Pro tip: try not to make “veteran” your primary identity. It’s unbecoming to find someone who is constantly living in the past. Remember the high school quarterback that can’t seem to let go of the glory days? Not pretty.
4. Irritation with Loved Ones
Many veterans struggle with how much they end up fighting with their loved ones once they are around all the time. Although the struggle can be painful in the moment, it’s actually a sign of increasing intimacy. The more familiar you become with any person, the more you will become familiar with their faults, the essential elements of humanity. They will also become more familiar with yours.
Try to appreciate this increased intimacy for what it is and not focus so much on the conflict. You created a family together for a reason. This transition time will soon be over, and you’ll come to realize a new life together that incorporates everything you’ve had.

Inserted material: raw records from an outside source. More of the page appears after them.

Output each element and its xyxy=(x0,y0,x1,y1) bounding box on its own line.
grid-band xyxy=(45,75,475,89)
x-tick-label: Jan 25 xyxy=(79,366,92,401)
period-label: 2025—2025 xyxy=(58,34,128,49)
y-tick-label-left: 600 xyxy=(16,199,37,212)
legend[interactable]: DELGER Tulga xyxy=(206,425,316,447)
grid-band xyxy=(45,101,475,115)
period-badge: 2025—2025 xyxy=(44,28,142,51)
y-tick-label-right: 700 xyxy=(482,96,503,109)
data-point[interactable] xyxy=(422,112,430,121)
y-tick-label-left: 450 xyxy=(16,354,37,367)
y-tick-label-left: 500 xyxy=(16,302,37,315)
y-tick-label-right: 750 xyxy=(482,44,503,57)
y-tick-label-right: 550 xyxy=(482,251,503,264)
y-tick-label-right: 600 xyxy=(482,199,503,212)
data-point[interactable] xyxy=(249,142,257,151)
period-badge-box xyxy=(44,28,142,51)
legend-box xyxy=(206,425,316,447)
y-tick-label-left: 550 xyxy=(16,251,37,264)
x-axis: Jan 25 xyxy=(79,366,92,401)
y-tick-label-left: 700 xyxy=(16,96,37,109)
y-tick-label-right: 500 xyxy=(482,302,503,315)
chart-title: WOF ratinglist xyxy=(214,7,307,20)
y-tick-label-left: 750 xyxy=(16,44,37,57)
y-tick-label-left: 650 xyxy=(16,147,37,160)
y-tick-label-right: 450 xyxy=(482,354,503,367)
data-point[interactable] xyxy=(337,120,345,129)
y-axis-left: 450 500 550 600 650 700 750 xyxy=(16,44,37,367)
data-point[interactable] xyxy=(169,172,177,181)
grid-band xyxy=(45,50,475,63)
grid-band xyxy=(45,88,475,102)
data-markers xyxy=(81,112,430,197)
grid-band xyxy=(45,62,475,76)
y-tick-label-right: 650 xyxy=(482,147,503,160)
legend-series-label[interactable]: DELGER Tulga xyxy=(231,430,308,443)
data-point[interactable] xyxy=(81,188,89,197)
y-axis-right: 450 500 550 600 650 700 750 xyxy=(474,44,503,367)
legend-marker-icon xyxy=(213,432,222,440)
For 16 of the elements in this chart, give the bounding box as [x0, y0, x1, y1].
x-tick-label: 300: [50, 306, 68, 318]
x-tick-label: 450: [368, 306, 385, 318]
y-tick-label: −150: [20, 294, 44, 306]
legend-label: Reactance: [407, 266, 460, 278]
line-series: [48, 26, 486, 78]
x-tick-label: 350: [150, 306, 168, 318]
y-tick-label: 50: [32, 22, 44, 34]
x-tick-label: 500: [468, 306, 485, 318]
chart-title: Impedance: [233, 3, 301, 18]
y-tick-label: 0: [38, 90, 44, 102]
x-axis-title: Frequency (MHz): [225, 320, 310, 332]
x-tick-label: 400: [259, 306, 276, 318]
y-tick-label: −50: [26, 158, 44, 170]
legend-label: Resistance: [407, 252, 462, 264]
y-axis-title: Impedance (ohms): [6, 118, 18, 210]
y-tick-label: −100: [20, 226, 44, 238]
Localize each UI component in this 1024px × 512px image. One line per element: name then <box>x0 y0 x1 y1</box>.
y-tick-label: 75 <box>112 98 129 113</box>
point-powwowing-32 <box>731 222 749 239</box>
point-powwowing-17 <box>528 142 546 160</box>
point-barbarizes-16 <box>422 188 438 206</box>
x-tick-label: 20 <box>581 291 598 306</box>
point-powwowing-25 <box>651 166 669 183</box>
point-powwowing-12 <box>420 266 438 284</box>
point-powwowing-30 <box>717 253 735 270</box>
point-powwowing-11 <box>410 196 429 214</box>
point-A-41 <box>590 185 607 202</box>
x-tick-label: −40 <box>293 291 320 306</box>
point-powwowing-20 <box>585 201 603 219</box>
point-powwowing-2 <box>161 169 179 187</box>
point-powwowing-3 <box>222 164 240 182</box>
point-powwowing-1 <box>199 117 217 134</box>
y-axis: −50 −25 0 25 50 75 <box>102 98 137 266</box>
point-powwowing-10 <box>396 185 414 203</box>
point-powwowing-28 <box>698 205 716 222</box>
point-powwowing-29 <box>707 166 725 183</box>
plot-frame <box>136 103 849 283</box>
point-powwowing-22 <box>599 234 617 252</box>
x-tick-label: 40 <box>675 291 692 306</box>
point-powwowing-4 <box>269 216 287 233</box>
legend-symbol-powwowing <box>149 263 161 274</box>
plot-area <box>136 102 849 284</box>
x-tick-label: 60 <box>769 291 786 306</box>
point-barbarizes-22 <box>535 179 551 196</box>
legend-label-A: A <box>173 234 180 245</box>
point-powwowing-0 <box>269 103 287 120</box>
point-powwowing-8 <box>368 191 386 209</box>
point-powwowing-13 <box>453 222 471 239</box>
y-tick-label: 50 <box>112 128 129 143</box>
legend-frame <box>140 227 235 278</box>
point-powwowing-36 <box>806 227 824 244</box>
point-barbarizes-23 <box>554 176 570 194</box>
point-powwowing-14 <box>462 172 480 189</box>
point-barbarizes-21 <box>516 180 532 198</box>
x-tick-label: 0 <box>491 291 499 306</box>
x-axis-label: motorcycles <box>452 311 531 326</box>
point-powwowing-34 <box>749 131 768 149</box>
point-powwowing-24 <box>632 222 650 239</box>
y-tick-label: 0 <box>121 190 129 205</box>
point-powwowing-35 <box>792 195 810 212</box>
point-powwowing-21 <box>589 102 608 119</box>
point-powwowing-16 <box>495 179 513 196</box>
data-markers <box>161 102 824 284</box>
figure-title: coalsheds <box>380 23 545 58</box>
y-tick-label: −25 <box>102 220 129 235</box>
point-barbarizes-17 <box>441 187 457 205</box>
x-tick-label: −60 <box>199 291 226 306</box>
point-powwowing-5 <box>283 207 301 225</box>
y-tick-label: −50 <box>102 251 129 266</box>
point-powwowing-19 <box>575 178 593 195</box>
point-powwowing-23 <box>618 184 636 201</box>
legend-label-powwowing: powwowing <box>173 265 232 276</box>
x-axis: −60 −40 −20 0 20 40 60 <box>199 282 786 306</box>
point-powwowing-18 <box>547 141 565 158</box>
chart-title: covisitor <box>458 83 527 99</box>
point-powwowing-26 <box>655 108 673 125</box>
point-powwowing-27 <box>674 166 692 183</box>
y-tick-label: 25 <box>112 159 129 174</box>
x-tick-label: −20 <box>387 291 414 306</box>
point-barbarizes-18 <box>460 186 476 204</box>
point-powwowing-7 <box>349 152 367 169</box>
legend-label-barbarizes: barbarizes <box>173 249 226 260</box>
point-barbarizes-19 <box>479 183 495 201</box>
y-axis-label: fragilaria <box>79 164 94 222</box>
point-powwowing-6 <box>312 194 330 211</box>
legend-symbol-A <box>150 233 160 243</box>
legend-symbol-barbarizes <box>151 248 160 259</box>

One of the most surprising experiences shared by veterans as they grow into civilian life is a sense of “coming alive”. During this period, although you’ve struggled through a number of different experiences, you’ve come out wiser and more confident.
This experience is very difficult to describe for those who have not experienced it. It feels like a sudden awareness of beautiful things you couldn’t appreciate as a service member, a feeling of confidence and efficacy, and excitement for the future. While you appreciate your service for what it was, you don’t dwell on it.
Although this may seem like a logical goal or endpoint for transition, recognize that it’s really more of a beginning of the next chapter in your life. Enjoy it, because that new chapter will come with it’s own struggles, and it will be easy to forget all of these wonderful feelings. “This, too, shall pass.”